The Dow Jones industrials lost 300 points after Treasury Secretary Timothy Geithner unveiled the rescue plan, and light, sweet crude for March delivery fell 53 cents to $39.03 a barrel on the New York Mercantile Exchange.
The Senate’s approval of the $838 billion plan, which now advances to difficult House-Senate negotiations, did little to reverse oil’s downturn.
Phil Flynn, an analyst at Alaron Trading Corp., said investors appear concerned about the inflationary effects of the massive stimulus package.
“People are running to gold as a reaction to the speech and are running away from the stock market. And of course that’s pressuring the oil down,” he said.
As the competing bills worked their way through the House and Senate, the markets initially appeared to rise with each hint of passage.
Crude prices, which closed below $40 for the first time in three weeks Monday, have fallen from record highs over the summer with millions losing their jobs and manufacturers pulling back severely on production.
In its short-term outlook released Tuesday, the U.S. Energy Information Administration said the worsening global economy and a weak consumption means there is plenty of oil on the market, despite recent OPEC cuts.
The EIA said it expects global oil consumption to decline by 1.2 million barrels a day this year but rebound by the same number in 2010.

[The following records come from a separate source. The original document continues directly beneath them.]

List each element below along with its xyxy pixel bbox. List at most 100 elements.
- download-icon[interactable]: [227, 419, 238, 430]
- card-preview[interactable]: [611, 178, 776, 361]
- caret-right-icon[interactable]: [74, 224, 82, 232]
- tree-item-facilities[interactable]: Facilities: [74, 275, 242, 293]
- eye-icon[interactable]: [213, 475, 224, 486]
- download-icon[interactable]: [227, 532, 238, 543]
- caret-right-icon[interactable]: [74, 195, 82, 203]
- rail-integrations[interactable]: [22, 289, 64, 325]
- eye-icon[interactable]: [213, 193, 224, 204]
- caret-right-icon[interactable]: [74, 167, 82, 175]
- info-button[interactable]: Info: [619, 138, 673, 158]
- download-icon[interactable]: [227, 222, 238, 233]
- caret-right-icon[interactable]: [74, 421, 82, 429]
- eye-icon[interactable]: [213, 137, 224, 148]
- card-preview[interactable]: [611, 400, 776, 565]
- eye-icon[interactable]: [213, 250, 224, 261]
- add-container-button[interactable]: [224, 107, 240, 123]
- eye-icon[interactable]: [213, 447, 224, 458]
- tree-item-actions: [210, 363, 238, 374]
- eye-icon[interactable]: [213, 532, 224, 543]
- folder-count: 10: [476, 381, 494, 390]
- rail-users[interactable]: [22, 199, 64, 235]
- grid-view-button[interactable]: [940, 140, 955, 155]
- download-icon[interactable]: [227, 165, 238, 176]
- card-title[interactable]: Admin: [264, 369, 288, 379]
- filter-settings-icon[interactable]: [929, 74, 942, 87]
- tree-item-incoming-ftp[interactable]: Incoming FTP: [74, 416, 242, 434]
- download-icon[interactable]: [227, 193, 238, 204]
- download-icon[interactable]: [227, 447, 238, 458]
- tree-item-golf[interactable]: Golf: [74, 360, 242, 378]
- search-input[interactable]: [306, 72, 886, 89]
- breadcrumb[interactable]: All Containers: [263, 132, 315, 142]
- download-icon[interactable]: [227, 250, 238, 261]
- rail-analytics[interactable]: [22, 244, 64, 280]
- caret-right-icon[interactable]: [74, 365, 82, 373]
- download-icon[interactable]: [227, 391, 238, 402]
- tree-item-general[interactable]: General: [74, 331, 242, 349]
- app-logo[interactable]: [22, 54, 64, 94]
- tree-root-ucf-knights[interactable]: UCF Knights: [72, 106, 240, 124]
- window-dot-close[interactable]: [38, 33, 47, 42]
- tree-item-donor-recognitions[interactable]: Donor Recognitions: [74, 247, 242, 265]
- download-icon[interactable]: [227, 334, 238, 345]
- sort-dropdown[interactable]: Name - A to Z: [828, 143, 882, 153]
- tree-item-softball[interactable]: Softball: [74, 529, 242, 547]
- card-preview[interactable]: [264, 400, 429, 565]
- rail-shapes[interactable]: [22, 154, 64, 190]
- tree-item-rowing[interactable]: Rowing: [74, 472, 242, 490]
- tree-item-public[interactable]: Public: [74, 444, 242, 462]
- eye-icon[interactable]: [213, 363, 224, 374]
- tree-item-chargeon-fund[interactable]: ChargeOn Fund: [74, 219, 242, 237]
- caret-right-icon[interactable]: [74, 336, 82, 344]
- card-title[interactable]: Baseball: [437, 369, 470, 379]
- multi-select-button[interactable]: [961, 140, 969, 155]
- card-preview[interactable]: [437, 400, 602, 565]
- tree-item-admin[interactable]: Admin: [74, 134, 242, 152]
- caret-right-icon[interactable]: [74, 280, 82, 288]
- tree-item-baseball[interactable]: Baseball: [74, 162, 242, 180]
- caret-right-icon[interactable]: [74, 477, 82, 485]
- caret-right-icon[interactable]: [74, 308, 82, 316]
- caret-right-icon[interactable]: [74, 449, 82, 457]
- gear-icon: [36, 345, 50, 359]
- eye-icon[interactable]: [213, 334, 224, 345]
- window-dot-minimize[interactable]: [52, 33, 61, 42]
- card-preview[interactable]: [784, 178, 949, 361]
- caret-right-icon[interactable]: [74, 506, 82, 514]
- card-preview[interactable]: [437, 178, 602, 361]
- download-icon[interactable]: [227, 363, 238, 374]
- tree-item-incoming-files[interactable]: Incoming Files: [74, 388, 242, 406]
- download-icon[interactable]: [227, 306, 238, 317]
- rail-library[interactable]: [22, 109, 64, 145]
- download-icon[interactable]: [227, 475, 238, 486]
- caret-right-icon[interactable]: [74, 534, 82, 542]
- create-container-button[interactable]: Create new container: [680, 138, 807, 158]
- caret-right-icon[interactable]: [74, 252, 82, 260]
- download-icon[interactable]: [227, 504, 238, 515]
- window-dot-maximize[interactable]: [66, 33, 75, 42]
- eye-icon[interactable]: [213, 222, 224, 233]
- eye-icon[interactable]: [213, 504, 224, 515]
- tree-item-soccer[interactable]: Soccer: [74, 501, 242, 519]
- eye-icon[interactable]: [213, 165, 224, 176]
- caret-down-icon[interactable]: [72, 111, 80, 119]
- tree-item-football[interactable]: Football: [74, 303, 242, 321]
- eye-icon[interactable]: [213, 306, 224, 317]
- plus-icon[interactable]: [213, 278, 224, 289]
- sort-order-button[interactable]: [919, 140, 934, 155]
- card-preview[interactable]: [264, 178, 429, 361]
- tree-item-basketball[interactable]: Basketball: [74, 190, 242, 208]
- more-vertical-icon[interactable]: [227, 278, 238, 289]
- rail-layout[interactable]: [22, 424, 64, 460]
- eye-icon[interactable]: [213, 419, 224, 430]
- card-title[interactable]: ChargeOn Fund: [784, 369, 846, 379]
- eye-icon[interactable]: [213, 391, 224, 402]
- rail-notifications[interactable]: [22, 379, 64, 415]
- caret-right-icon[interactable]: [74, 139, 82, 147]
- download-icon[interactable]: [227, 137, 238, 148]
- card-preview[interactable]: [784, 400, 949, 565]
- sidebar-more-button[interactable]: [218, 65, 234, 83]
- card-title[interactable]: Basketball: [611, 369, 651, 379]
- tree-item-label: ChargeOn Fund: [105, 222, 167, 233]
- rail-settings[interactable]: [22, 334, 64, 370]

“OPEC is scheduled to meet in Vienna on March 15, which could lead to another production cut to mitigate some of the slack in the world oil market,” the EIA said in its report. “However, near-month oil prices will likely be driven primarily by the global economy.”
OPEC has cut production by 970,000 barrels a day, according to a survey of oil industry officials and analysts by Platts, the energy information arm of McGraw-Hill Cos.
Yet production remains well above its target of 24.845 million barrels agreed to at a December meeting.
“It still needs to cut a further 1.7 million barrels per day to reach its target,” said Platts Global Director of Oil John Kingston. “The question now is whether ministers meeting in Vienna in just a month’s time will be willing to give the current agreement time to work or whether there will be calls for new cuts.”